Simply put and to the point when asked just who he is. Burt Reynolds stars as the title character in this above average entry from the days when his career seemed to be sliding towards endless straight to video releases.
Burt is portraying a burned out C.I.A. operative who wants “out” as he explains to Lauren Hutton over the first few minutes of the film. He quietly moves on finding himself in the backwoods country of scenic British Columbia subbing in for the good ole U.S. of A. Car trouble leaves him stranded and thankful for the hospitality of a small town’s gas station owner played by Scott Wilson. Wilson has a young daughter played by Cynthia Gibb who will soon find herself looking up to the new visitor in the house.
Essentially what Reynolds has drifted in to here is a plot very much akin to Shane. “The Burt” takes on the Alan Ladd role, Wilson the Van Heflin part and Miss Gibb in a gender swap, the Brandon de Wilde role of little Joey. Even Gibb’s name in the script is Jo. It seems that the valley town is being bought up by a land developer with plenty of cash and muscle causing troubles for those that don’t want to sell. In the Shane film it was Emile Meyer while this time out it’s a poor man’s Bond villain played by Cliff Robertson. Rather than add a Jean Arthur character, the script has made Wilson a widower.
Burt’s silent tough guy is quick to pick up on the tension in the community and Robertson’s thugs want to know just who the stranger is living with Wilson at the filling station. Time for Burt to tangle with the behemoth, Dennis Burkley and the rascally Tracey Walter. The secrets out that Burt isn’t one to be tangling with when he leaves one man brutalized beyond repair and the other with a hole through his chest thanks to an oversized hand gun. All of this falls at the desk of Kenneth McMillan as the county sheriff who isn’t sure what side he’s on but knows that Robertson holds the power. “I bought your badge. Not your opinion.”

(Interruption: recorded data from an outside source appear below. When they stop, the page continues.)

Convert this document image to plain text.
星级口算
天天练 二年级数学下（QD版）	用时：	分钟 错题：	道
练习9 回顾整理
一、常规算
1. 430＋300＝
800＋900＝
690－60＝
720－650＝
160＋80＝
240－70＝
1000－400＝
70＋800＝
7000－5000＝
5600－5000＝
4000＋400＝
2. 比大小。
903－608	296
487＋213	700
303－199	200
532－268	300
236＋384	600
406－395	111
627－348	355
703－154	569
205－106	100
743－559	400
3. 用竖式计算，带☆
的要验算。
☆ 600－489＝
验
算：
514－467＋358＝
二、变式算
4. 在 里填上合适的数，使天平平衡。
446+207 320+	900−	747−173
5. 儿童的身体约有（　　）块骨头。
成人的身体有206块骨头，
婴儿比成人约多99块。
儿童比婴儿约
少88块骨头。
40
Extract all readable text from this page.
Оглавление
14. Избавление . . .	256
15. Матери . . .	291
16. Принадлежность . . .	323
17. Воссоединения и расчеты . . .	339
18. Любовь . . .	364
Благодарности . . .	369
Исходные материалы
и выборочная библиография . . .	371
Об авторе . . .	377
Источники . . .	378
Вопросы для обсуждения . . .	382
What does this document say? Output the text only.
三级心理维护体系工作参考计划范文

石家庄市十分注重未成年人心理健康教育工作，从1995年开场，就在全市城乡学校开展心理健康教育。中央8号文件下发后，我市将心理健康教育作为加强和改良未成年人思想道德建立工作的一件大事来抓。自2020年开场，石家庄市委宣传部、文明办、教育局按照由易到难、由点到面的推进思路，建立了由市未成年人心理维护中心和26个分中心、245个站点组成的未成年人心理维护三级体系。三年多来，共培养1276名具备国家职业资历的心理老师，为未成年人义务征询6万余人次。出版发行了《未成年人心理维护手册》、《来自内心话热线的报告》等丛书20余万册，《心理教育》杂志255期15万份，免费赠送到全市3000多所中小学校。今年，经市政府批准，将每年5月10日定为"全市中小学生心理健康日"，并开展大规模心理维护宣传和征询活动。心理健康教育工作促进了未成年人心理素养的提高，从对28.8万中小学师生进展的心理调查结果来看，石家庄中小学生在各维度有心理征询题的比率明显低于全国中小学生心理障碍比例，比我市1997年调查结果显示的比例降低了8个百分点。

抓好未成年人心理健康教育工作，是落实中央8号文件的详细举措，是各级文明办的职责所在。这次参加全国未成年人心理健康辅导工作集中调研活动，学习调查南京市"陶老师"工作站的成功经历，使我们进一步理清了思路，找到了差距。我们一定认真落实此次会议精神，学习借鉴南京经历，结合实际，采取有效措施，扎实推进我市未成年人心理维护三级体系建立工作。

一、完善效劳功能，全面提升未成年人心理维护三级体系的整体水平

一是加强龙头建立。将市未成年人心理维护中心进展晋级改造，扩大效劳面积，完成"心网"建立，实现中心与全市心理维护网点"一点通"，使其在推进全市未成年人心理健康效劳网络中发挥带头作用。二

Cliff soon becomes rather enamored of the stranger in town and appreciates his style and penchant for violence. When he calls in a favor in political circles, he’s handed a file on Burt and like most any film that features some rugged stranger, we’re to find out that Burt has a record a mile long in the service and has many outstanding military accomplishments. He’s not to be taken lightly and has proven to be quite deadly to those he views as enemies.
Cliff soon makes the call to bring in some out of town professionals to take out Burt. A name actor would have been welcome here as a sub for Jack Palance’s killer in Shane. Miss Hutton will be sent in to the area to look after our hero when he narrowly escapes death during the first attempted “hit” on his life. Thankfully Burt is a quick healer from a gunshot wound to the side as the script quickly puts him in the sack for some love making with Miss Hutton. Just watch the hair Lauren, Burt keeps it perfectly fluffed.
Reynolds like Alan Ladd is in too deep and when Robertson escalates the violence too far leaving one of our named actors dead, Burt goes in for the kill. Robertson knows he’s coming and welcomes the challenge behind his army of gun wielding thugs.
While Burt might have been past his prime and that wig wasn’t helping any, I could care less. I’m a child of the latter part of the Burt Reynolds era and was just the right age to buy into the Reynolds product. Both the action star of White Lighting and the good ole boy routine most notably on display in Smokey and the Bandit. For some more fun on “The Burt” give this a look see.
Malone was directed by Harley Cokliss who just one year prior to this had directed another actioner with a well known cast, Black Moon Rising. The late Cliff Robertson goes back to the fifties in films like The Naked and The Dead and even put in an appearance on the TV show Riverboat that starred Burt alongside Darren McGavin. Miss Hutton had already starred with Reynolds in the 1976 sequel to White Lightning, Gator.
Then there is Scott Wilson who kicked off his career in 1967 by starring in two highly respected films, In the Heat of the Night and In Cold Blood. Viewers of a younger age may know him for his time spent as Herschel for a number of The Walking Dead episodes.
Malone is another title rescued from obscurity by Kino Lorber for fans just like me.